ハンサムな男だったらそれこそ怪しく感じるかもしれないけれど、普通もしくは普通よりちょい下といった風貌の阿部サダヲは実にぴったりだったなぁ、と。悪いことする人には見えないし、それこそ、弱っているところに自分が望むとおりの言葉をかけられたら、そして自由になるお金があったら・・・
2人の未来のためにという大義名分でそのお金を使ってしまうかもなぁ・・・と、意外とすんなり騙されてしまう女たちにもリアリティを感じることができました。

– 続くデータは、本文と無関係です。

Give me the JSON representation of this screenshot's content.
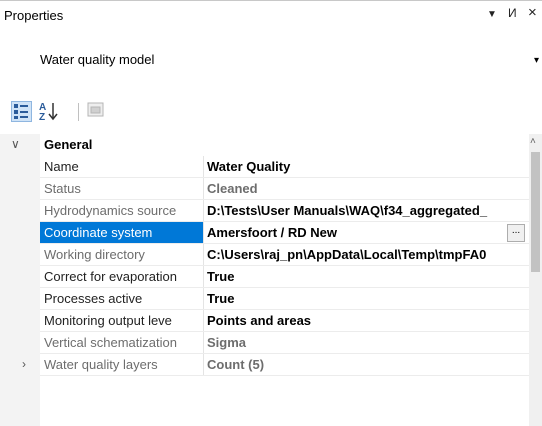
{
  "panel": {
    "title": "Properties",
    "pin_glyph": "И",
    "dropdown_glyph": "▼",
    "close_glyph": "×"
  },
  "selector": {
    "value": "Water quality model",
    "arrow_glyph": "▾"
  },
  "category": {
    "name": "General",
    "chevron": "∨"
  },
  "properties": [
    {
      "name": "Name",
      "value": "Water Quality"
    },
    {
      "name": "Status",
      "value": "Cleaned"
    },
    {
      "name": "Hydrodynamics source",
      "value": "D:\\Tests\\User Manuals\\WAQ\\f34_aggregated_"
    },
    {
      "name": "Coordinate system",
      "value": "Amersfoort / RD New",
      "button": "..."
    },
    {
      "name": "Working directory",
      "value": "C:\\Users\\raj_pn\\AppData\\Local\\Temp\\tmpFA0"
    },
    {
      "name": "Correct for evaporation",
      "value": "True"
    },
    {
      "name": "Processes active",
      "value": "True"
    },
    {
      "name": "Monitoring output leve",
      "value": "Points and areas"
    },
    {
      "name": "Vertical schematization",
      "value": "Sigma"
    },
    {
      "name": "Water quality layers",
      "value": "Count (5)",
      "chevron": "›"
    }
  ],
  "scrollbar": {
    "up_glyph": "˄"
  },
  "colors": {
    "selection": "#0078d7",
    "dim_text": "#6d6d6d"
  }
}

実際の結婚詐欺師にも「え?この顔で?この体型で?」という人、いますものね。タイミングとツボさえつかめば、転がせちゃうんでしょうね。

ともあれ、二人はその方法で着実にお金を貯め、「店を開いたら、倍にして返そうね!」とまた新たなるターゲットを探していくのですが。元々、まっとうな人間の二人。
里子は貴也が他の女と関係を持つことに冷静でいられなくなるし。貴也のほうは女を騙すことに罪悪感が募っていきます。
そうして少しずつ狂っていく二人の歯車。

ここから先がまたゾクゾクするほどリアルで。
里子と貴也の間に子どもがいなかったことに関して表立った説明はなかったし、示唆するようなエピソードもなかったのですが・・・
女性であれば、何となく同じような想像に行きつくような、その歯がゆさがまたたまりませんでした。
木村多江さんがまたここでいい仕事してくれているんですよねぇ。

正直、子どもを巻き込んでしまったラストは好きじゃないのですが・・・
里子が怒りのあまり食パンむしゃむしゃ口に入れていくシーン、燃やしかけたお札を一枚ずつのばしていくシーン、生理がきちゃって感情を押し殺しながら機械的にナプキンをあてるシーンなどなど、とにかく、たか子さんに圧倒されました。なんていうか、凄いものを見せられたなぁーという一本です。